(Release) Self Judgement 52 Cards Project #22
/This week’s theme for my 52 Cards Project is a little hard to talk about because I’m going to have to explain it, to be understood, and that’s going to require some vulnerability—but here goes.
I’ve been feeling awful about my art lately.
Well, not about this project—I’m really happy with these weekly theme cards I’m making. I’m surprising myself and a week doesn’t go by that I’m not super pleased with the ideas and the expression that comes from this project. And I’m super grateful for this project because right now these cards are about all I’ve had to show for my creative self.
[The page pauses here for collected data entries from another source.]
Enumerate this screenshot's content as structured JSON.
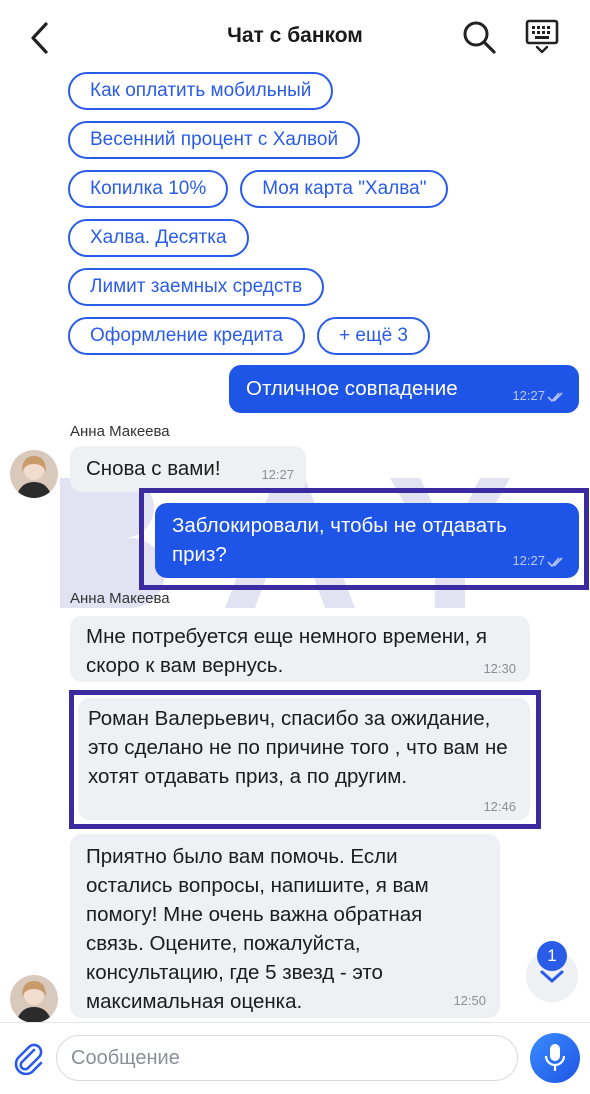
{
  "header": {
    "title": "Чат с банком",
    "back_icon": "chevron-left-icon",
    "search_icon": "search-icon",
    "keyboard_icon": "keyboard-icon"
  },
  "quick_replies": [
    [
      "Как оплатить мобильный"
    ],
    [
      "Весенний процент с Халвой"
    ],
    [
      "Копилка 10%",
      "Моя карта \"Халва\""
    ],
    [
      "Халва. Десятка"
    ],
    [
      "Лимит заемных средств"
    ],
    [
      "Оформление кредита",
      "+ ещё 3"
    ]
  ],
  "messages": [
    {
      "direction": "out",
      "text": "Отличное совпадение",
      "time": "12:27",
      "read": true
    },
    {
      "direction": "in",
      "sender": "Анна Макеева",
      "text": "Снова с вами!",
      "time": "12:27"
    },
    {
      "direction": "out",
      "text": "Заблокировали, чтобы не отдавать приз?",
      "time": "12:27",
      "read": true,
      "highlighted": true
    },
    {
      "direction": "in",
      "sender": "Анна Макеева",
      "text": "Мне потребуется еще немного времени, я скоро к вам вернусь.",
      "time": "12:30"
    },
    {
      "direction": "in",
      "text": "Роман Валерьевич, спасибо за ожидание, это сделано не по причине того , что вам не хотят отдавать приз, а по другим.",
      "time": "12:46",
      "highlighted": true
    },
    {
      "direction": "in",
      "text": "Приятно было вам помочь. Если остались вопросы, напишите, я вам помогу! Мне очень важна обратная связь. Оцените, пожалуйста, консультацию, где 5 звезд - это максимальная оценка.",
      "time": "12:50"
    }
  ],
  "scroll_down": {
    "badge": "1",
    "icon": "chevron-down-icon"
  },
  "input_bar": {
    "placeholder": "Сообщение",
    "value": "",
    "attach_icon": "paperclip-icon",
    "mic_icon": "microphone-icon"
  },
  "colors": {
    "accent": "#2a5ce8",
    "outgoing_bubble": "#1f55e6",
    "incoming_bubble": "#eef0f4",
    "highlight_frame": "#3c2aa0"
  }
}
Besides this one card I make each week, though, I haven’t produced anything “good” in the last month. I’ve kept up my daily art practice—these days I never let a day go by without doing something, if even for five minutes—but nothing felt right, I felt panicky and uncertain and just spiraled from there into constant self-doubt.
So I didn’t consciously recognize this spiral I was in. I mean, I’ve been here before—many times. I can be humming along, drawing and painting and learning, and then before I know it, the questions begin to circle and I’m in my head.
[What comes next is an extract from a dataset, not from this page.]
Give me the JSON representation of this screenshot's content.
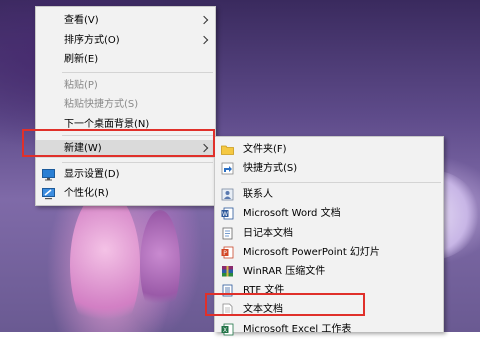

And the questions aren’t so nice. ‘What are you doing? Are you really making anything of value? Who are you creating for? Who are you to make art?
Anyway, it’s been a tough few weeks, I’ve felt lost and confused, creatively, and very alone—I didn’t dare share my “bad” art and I didn’t dare share my feelings because “real” artists never feel this way, right?
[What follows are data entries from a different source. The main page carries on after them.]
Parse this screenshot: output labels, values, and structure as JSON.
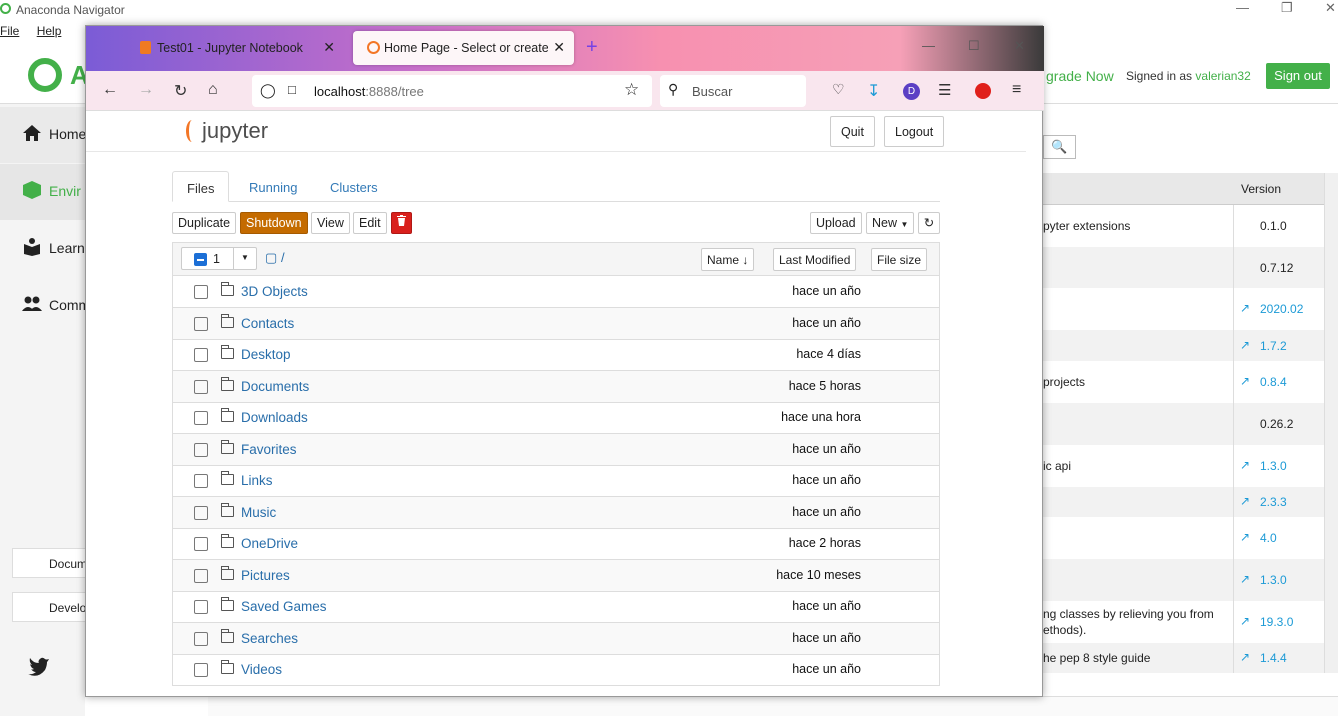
{
  "anaconda": {
    "window_title": "Anaconda Navigator",
    "menu": [
      "File",
      "Help"
    ],
    "brand_letter": "A",
    "upgrade": "grade Now",
    "signed_in_as": "Signed in as",
    "username": "valerian32",
    "sign_out": "Sign out",
    "nav": [
      "Home",
      "Envir",
      "Learn",
      "Comm"
    ],
    "side_buttons": [
      "Docum",
      "Develo"
    ],
    "table_header_version": "Version",
    "rows": [
      {
        "desc": "pyter extensions",
        "version": "0.1.0",
        "update": false
      },
      {
        "desc": "",
        "version": "0.7.12",
        "update": false
      },
      {
        "desc": "",
        "version": "2020.02",
        "update": true
      },
      {
        "desc": "",
        "version": "1.7.2",
        "update": true
      },
      {
        "desc": "projects",
        "version": "0.8.4",
        "update": true
      },
      {
        "desc": "",
        "version": "0.26.2",
        "update": false
      },
      {
        "desc": "ic api",
        "version": "1.3.0",
        "update": true
      },
      {
        "desc": "",
        "version": "2.3.3",
        "update": true
      },
      {
        "desc": "",
        "version": "4.0",
        "update": true
      },
      {
        "desc": "",
        "version": "1.3.0",
        "update": true
      },
      {
        "desc": "ng classes by relieving you from",
        "desc2": "ethods).",
        "version": "19.3.0",
        "update": true
      },
      {
        "desc": "he pep 8 style guide",
        "version": "1.4.4",
        "update": true
      }
    ]
  },
  "browser": {
    "tabs": [
      {
        "title": "Test01 - Jupyter Notebook"
      },
      {
        "title": "Home Page - Select or create a"
      }
    ],
    "url_host": "localhost",
    "url_rest": ":8888/tree",
    "search_placeholder": "Buscar",
    "profile_letter": "D"
  },
  "jupyter": {
    "logo_text": "jupyter",
    "quit": "Quit",
    "logout": "Logout",
    "tabs": [
      "Files",
      "Running",
      "Clusters"
    ],
    "toolbar": {
      "duplicate": "Duplicate",
      "shutdown": "Shutdown",
      "view": "View",
      "edit": "Edit",
      "upload": "Upload",
      "new": "New"
    },
    "selected_count": "1",
    "path": "/",
    "columns": {
      "name": "Name",
      "modified": "Last Modified",
      "size": "File size"
    },
    "files": [
      {
        "name": "3D Objects",
        "modified": "hace un año"
      },
      {
        "name": "Contacts",
        "modified": "hace un año"
      },
      {
        "name": "Desktop",
        "modified": "hace 4 días"
      },
      {
        "name": "Documents",
        "modified": "hace 5 horas"
      },
      {
        "name": "Downloads",
        "modified": "hace una hora"
      },
      {
        "name": "Favorites",
        "modified": "hace un año"
      },
      {
        "name": "Links",
        "modified": "hace un año"
      },
      {
        "name": "Music",
        "modified": "hace un año"
      },
      {
        "name": "OneDrive",
        "modified": "hace 2 horas"
      },
      {
        "name": "Pictures",
        "modified": "hace 10 meses"
      },
      {
        "name": "Saved Games",
        "modified": "hace un año"
      },
      {
        "name": "Searches",
        "modified": "hace un año"
      },
      {
        "name": "Videos",
        "modified": "hace un año"
      }
    ]
  },
  "colors": {
    "anaconda_green": "#43b049",
    "shutdown": "#c46b00",
    "delete": "#d9201c",
    "link": "#296eaa"
  }
}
Oh yes, I can be very harsh.
So ANYWAY. That’s where I was, but this week, (and I’d say finally, but knowing the nature of spirals I’ll probably forget and remember many more times)—but this week I got it:
I am super self critical and I live and breathe in self judgement.
I mean—just look at the air I spiraled in: “good”, “bad”, “of value”…
Who am I to judge?
Why judge at all?
I know better. And I need to talk more about art and self judgment. But for now—to explain this week’s theme card—this week I decided to release this self judgement and begin real practice of self acceptance. Like radical self acceptance. Absolutely no more judging. I’ll talk more about that, too, in the coming days.